The Greatest Commandment

I posted my very first facebook video – in the same clothes I wore yesterday, the same clothes I slept in after being up until 3 am, and it didn’t even matter. God has stripped any hesitation I have ever had of “putting myself out there”. If not us, then who??!! Right? Jesus told us so in Mark 12: 28 – 31, best known as The Greatest Commandment. Verse 31,”The second is this: ‘Love your neighbor as yourself.”

It has been a difficult last couple of days. But God somehow shines his glory in the midst of it. We have so many friends, their families, actually all of the southern peninsula that are without the BARE basics of food, water, shelter. Each time I am privileged to make contact with Patchouko (internet and phone connectivity is sketchy at best) he tells me of how he is helping. Accolade for Saving Lives, with Patchouko as their leader, is remaining true to their call. As the staff and Patchouko are out to assist the Accolade families, they are helping along the way anyone that can be helped. Many others are doing the same – exemplifying Christ through their selfless service. Exhausted, hungry themselves they just keep going as long as there is something to be done and there is a fragment of anything left in them to be given.

Words do not come easily. Feelings of inadequacy threaten to well up inside of us. The needs are so vast, how can we possibly do anything from here that can matter? Following contacts, encouraging servants that are on the ground, prayer – there is no moment of prayer for life in this time is lived in constant prayer, watching for updates and pictures. . .then being unable to even look. Port Salut – a gorgeous place employing many Haitians where we often have taken the ASL boys to escape the reality of life and play for a day. Gelee Beach, and specifically Arise Haiti (founded by James Courter) where servant friends share the gospel, minister to broken souls and heal broken bodies. This, where Patchouko, Jesula, baby Francis and I went when she was gravely ill. Badly damaged but not destroyed. I could hardly look, hesitated to click. I don’t cry easily for whatever reason. It’s October 7, what day was the hurricane? Time has become a warp. In the moments that I opened James’ photographs, being some of the first I would see, I finally began to sob. . .and couldn’t stop. I found the courage to look again, Matt at my side this time. It reminded me of 2 Corinthians 4:8, “We are pressed on every side by troubles, but we are not crushed. We are perplexed, but not driven to despair.” In that second look I saw support beams that held strong, pillars that stood straight. The strength of those supports and pillars represented to me the body of Christ. Brothers and sister will come together – crushed but not abandoned with God and each other. Our resilient Haitian friends have a depth of faith most of us living in 1st world conditions cannot fathom and those of us that have experienced their faith strive to emulate. They are in shock, but they will be ok.
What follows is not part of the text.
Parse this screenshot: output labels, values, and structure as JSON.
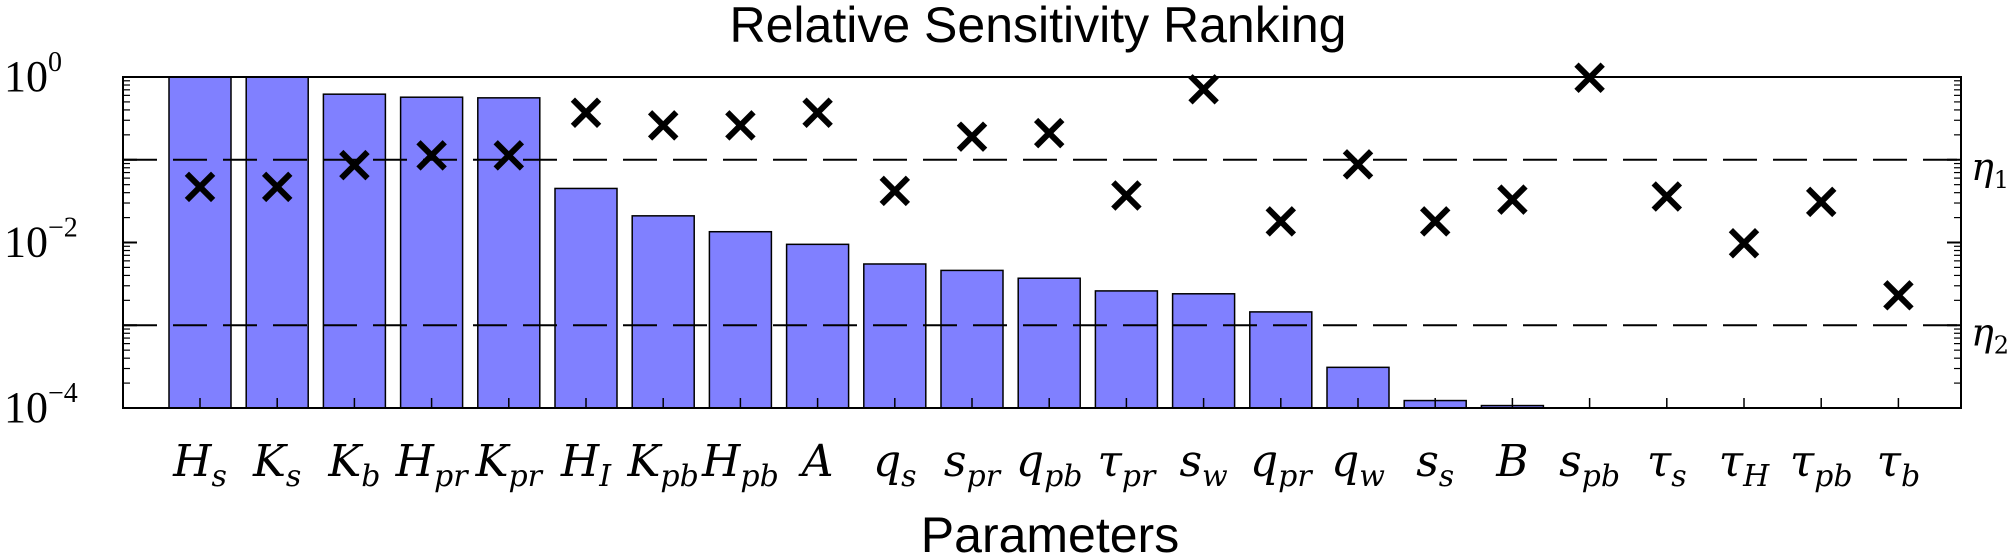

Last evening a friend living farther west in the southern peninsula made internet contact. He said, “Tricia we are alive. The trees are gone, the crops wiped out, our house is crushed, our animals are dead. In a couple of weeks we will be dead because no food or water, my friend. I love you, phone is dying, Talk later.” Before his phone died I was able to encourage him, “No, no, you are not going to die. Hang on – help is on the way. Remember Job, remember Daniel, all of the disciples. . God is with you and you are loved.” And our connection was gone. Again, I struggle for words to name my emotions, but I trust in God who knows all and sees all and I trust in the seeds that have been planted in this friend who two years ago knew “about” Jesus, began to ask questions, became open to learning and accepted Christ as his savior. Has your faith been tested this week? My friend’s faith was surely being tested.

Yesterday and today help began to trickle in. Devastation continues to be further revealed, verified losses of life are climbing, and some food and water aid are arriving. Neighbors are pitching in to move trees, fallen roofs, collapsed walls, to clean flooded areas and to share what they have. Amidst that desperation is also seeping in. We pray for protection of brothers and sisters that make themselves vulnerable by helping others, by sharing what they have. We pray for aid workers, government officials, missionaries there on the ground and their organizations here in the U.S. – for wisdom, discernment and timing all in God’s will. For fellowship and shared resources, for this to be a time not of each for his own, but of our kingdom serving together.

“They will know we are Christians by our love, by our love, yes they’ll know we are Christians by our love”.